In the final parliamentary sitting day of 2024, the government rammed through a slew of more than 30 Bills. Quite how a bill could be scrutinized in the space of 15 minutes is unclear. But, nevertheless, the ALP persisted. Amongst this charade of a democratic process, was a bill to change the RBA board.
The Bill effectively splits the RBA’s board into a ‘governance board’ and a ‘monetary policy board’, the latter of which sets interest rates. Both the monetary policy board and the governance board have nine members: three from the RBA and six external members. The treasurer appoints those six external members.

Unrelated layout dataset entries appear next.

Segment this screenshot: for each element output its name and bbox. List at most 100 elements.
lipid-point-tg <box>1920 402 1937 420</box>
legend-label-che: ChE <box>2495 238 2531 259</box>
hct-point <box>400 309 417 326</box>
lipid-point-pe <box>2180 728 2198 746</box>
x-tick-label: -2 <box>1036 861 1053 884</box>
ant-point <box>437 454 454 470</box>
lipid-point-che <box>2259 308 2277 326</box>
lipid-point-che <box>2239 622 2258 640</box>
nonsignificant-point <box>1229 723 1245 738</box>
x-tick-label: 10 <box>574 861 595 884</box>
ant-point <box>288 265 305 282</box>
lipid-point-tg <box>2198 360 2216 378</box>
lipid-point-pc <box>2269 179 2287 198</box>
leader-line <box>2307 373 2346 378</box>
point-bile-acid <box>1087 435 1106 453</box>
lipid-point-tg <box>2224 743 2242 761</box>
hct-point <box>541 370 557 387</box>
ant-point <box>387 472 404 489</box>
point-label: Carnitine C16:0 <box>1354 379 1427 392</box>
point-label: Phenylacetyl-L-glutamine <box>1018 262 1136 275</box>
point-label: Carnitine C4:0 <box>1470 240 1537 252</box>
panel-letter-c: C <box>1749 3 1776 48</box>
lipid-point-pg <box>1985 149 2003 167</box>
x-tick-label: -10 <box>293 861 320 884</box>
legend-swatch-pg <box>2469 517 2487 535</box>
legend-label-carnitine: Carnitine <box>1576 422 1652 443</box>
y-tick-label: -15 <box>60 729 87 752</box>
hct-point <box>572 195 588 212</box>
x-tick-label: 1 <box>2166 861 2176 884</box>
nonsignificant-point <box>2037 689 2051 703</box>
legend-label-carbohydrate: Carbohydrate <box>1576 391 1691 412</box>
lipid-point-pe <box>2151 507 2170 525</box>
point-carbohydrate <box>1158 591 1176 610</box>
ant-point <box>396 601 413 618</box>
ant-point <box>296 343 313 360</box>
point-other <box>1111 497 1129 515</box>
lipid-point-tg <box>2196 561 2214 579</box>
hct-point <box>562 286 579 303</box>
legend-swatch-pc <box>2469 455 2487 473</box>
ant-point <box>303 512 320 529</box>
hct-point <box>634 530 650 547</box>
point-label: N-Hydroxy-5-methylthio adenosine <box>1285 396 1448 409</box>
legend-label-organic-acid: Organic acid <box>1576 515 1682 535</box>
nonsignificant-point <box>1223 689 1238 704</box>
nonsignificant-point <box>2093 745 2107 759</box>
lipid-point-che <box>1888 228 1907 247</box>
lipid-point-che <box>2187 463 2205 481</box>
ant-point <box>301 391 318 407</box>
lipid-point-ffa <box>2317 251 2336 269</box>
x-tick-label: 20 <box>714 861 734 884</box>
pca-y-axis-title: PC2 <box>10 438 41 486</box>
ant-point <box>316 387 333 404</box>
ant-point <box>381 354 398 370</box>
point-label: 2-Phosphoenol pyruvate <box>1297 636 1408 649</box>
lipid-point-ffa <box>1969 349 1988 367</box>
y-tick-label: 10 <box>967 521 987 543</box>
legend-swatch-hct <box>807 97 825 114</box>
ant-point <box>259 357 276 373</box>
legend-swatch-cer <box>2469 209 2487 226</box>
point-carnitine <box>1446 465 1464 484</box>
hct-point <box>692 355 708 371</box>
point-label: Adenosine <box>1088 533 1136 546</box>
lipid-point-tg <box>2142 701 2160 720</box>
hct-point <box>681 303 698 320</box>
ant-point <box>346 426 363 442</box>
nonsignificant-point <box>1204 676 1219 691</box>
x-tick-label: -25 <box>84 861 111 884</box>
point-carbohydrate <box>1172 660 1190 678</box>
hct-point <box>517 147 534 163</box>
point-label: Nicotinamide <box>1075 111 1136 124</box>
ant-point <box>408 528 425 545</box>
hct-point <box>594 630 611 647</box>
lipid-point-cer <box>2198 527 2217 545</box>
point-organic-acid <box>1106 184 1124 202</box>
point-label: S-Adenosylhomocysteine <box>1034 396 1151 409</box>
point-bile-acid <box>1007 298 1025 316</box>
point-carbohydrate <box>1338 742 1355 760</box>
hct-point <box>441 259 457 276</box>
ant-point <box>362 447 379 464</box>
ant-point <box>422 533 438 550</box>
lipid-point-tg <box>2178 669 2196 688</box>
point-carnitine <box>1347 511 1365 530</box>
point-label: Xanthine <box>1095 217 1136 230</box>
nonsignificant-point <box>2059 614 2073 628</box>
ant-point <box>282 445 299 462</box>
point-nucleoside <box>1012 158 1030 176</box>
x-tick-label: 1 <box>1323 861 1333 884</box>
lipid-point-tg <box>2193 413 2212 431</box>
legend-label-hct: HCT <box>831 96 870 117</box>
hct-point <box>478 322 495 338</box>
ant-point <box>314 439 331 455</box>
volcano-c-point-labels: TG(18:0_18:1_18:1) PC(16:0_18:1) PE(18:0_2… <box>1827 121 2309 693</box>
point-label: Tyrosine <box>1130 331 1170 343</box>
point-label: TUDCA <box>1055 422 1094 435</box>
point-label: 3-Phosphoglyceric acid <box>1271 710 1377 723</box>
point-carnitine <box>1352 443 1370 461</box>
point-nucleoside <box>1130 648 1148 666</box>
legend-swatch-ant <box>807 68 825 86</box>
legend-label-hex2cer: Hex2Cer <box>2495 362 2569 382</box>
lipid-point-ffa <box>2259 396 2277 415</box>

This is a significant concern. Currently, the RBA has six external appointees. Four are coalition appointments; two are Labor appointments. Those two are former union officials. With the changes, Jim Chalmers can appoint another six RBA members, bringing the number of labor-aligned appointments to eight. This effectively allows Jim Chalmers to stack the RBA boards and exert control over at least one of the RBA boards. That control is implicit: he cannot explicitly direct the board, but can appoint ideological travelers that he is sure will act in the same way he will act.
The problem is obvious: the treasurer can appoint apparatchiks. And, even if you like Jim Chalmers, do you then trust the Coalition to make better appointments when it is in power?
The clear fear is that this is an attempt to procure a compliant RBA before the election. After all, Labor hopes for a rate cut before the next federal election. Jim Chalmers has repeatedly made misleading statements about inflation, which the ABS’s own inflation reports contradict. Specifically, the ABS has noted that the reason headline inflation appears low is because of temporary energy subsidies, which will not persist, whereupon inflation will mechanically spring back.
How then could this be improved? Well, an appropriate vetting process could help. This could involve candidates being approved in the Senate, akin to how cabinet positions are approved in the US. This could reduce party-political appointments by forcing the treasurer’s picks to secure broader support. However, such changes are unlikely to occur. After all, when the opposition becomes the government, it too will seek to redress the balance.